Thanks guys, Speedfan isn't working very well on my system. I think its mostly case fans i need to turn down so im going to try a SilverStone FP52 controller.
I guess i should be happy that my cpu is running so cool(20 degrees), Good overclocking potential?


----------



## Aastii

mikedeuk said:


> Thanks guys, Speedfan isn't working very well on my system. I think its mostly case fans i need to turn down so im going to try a SilverStone FP52 controller.
> I guess i should be happy that my cpu is running so cool(20 degrees), Good overclocking potential?



What do you mean by it isn't working well on your system?

If you are on about when you first open it and it is really really slow and nearly freezes, i think that is normal, does it on my system and my sisters bf's system when it gets to the video cards


----------



## mikedeuk

I mean it shows a really high AUX temp (Bogus reading?)
And when i try and adjust the fan speeds, It dosn't do anything?


----------



## Thursday146

thats an old verison...

Search google for Speedfan 4.38


----------



## 2048Megabytes

Are you using a fan on your heatsink that was provided by Intel?  I've heard a lot of complaints about the poor quality heatsink fans Intel provides with their processors.  

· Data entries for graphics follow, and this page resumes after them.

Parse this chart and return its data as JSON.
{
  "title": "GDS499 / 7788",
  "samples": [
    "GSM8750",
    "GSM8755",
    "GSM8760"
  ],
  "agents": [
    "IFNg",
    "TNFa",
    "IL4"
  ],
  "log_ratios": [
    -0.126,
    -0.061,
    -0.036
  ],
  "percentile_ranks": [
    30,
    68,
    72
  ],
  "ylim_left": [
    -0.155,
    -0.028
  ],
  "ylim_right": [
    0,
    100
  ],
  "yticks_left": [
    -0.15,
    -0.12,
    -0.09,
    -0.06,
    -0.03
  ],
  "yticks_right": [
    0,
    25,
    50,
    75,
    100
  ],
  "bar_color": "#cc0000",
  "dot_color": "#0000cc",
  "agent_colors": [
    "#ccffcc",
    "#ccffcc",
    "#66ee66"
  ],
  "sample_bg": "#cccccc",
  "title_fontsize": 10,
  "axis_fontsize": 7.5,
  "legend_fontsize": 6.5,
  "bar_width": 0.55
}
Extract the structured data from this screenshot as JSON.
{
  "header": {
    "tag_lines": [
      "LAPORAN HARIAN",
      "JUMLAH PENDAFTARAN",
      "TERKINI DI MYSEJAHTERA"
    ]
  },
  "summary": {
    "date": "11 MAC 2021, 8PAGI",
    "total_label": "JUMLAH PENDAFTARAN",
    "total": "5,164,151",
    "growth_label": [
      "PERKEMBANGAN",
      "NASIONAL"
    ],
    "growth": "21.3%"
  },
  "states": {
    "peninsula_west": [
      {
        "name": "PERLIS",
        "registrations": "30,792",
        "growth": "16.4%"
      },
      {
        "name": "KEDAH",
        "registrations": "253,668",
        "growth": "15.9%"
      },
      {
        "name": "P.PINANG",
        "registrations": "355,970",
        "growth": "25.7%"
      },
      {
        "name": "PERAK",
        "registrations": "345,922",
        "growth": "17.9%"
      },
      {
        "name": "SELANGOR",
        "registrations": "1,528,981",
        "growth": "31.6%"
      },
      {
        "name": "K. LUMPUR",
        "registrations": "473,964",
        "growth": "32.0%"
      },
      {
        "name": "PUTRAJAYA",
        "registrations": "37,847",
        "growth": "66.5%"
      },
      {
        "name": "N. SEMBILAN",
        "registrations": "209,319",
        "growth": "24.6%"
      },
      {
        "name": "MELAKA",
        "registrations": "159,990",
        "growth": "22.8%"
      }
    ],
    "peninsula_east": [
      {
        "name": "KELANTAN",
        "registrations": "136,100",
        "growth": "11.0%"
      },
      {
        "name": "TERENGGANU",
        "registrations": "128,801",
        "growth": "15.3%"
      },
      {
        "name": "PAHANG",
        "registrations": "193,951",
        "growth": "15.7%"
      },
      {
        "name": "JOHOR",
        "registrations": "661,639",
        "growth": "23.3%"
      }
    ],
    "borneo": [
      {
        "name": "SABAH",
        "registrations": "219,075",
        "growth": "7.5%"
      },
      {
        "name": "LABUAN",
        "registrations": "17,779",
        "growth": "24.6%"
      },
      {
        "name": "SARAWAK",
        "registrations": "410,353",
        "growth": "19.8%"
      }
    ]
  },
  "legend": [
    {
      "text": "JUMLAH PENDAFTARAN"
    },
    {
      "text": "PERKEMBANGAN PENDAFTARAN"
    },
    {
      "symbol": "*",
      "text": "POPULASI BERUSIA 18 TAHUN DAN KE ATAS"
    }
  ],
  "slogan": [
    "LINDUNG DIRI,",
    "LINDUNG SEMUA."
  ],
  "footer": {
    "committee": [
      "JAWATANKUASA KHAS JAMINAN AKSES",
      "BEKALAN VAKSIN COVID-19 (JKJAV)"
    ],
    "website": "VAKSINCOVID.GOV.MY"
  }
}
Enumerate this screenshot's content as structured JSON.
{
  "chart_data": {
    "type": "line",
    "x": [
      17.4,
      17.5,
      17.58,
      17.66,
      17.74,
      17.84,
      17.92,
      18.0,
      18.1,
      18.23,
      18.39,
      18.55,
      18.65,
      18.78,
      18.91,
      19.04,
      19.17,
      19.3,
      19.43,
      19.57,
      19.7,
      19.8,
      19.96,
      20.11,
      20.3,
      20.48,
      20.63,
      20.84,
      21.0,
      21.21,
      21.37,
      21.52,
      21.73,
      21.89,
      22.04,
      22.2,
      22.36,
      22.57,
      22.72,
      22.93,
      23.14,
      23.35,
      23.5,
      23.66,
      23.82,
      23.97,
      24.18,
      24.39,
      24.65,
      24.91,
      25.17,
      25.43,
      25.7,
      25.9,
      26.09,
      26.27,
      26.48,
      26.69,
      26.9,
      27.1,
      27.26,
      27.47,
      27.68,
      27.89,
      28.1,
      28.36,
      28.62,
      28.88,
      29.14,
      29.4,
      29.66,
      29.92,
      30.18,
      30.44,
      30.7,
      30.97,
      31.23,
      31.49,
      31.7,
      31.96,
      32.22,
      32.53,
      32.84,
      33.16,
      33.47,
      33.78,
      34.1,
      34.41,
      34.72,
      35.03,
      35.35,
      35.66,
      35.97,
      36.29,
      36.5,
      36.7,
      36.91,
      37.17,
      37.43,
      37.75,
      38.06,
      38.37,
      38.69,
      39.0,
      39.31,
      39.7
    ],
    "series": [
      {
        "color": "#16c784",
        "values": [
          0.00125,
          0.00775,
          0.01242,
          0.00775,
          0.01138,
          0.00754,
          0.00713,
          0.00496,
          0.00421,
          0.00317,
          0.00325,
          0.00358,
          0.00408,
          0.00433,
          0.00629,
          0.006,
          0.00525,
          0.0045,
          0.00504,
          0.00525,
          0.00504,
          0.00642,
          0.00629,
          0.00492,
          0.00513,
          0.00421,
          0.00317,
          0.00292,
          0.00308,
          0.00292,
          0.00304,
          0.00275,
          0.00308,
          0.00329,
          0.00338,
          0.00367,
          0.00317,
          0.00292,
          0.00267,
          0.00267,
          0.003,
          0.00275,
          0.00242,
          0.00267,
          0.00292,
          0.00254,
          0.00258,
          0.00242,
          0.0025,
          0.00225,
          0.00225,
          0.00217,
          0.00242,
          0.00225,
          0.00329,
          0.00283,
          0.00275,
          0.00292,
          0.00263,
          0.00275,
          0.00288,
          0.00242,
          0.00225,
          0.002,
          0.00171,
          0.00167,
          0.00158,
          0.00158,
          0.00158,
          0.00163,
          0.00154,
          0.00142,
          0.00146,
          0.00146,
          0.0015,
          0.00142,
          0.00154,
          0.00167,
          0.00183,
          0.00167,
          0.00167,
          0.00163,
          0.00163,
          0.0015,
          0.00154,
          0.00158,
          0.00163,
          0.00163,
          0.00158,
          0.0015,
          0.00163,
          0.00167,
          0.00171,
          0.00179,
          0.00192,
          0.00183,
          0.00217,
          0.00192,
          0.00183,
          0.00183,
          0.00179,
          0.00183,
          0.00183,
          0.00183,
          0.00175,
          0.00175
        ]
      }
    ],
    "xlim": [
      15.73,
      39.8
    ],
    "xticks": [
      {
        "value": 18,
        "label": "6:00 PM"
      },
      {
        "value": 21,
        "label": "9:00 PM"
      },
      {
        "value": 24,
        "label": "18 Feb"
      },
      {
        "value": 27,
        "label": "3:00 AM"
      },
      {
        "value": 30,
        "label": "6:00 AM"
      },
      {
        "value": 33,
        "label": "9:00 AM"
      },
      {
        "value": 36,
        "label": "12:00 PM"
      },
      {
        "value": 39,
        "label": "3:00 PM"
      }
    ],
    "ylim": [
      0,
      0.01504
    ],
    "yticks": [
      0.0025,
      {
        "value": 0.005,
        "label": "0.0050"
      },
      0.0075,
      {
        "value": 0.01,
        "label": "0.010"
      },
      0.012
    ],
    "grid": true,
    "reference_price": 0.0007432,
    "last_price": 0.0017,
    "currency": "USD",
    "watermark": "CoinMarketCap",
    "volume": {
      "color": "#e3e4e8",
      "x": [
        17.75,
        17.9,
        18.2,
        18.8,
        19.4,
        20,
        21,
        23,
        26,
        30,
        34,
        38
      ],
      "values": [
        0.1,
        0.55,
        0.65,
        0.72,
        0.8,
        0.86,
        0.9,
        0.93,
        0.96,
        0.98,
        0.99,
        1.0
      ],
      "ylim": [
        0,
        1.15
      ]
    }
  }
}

At my place of work I hear several of the processor fans used with Pentium D processors that sound like garbage.  If your heatsink fan was provided by Intel I would get a new good quality fan.


----------



## mikedeuk

Yes the standard cooler was very loud but now im using a frezzer 7 which seems really good. 
Ok i just changed to the new beta speedfan, Is there much difference? I still cant seem to adjust the fans.


----------



## firecat0999

*Reply*

you may have already sorted this out, but a good program to change CPU fan and Case/chassis fans is called 'asus ai suite'


----------



## firecat0999

.


----------



## StrangleHold

Almost three years ago.


----------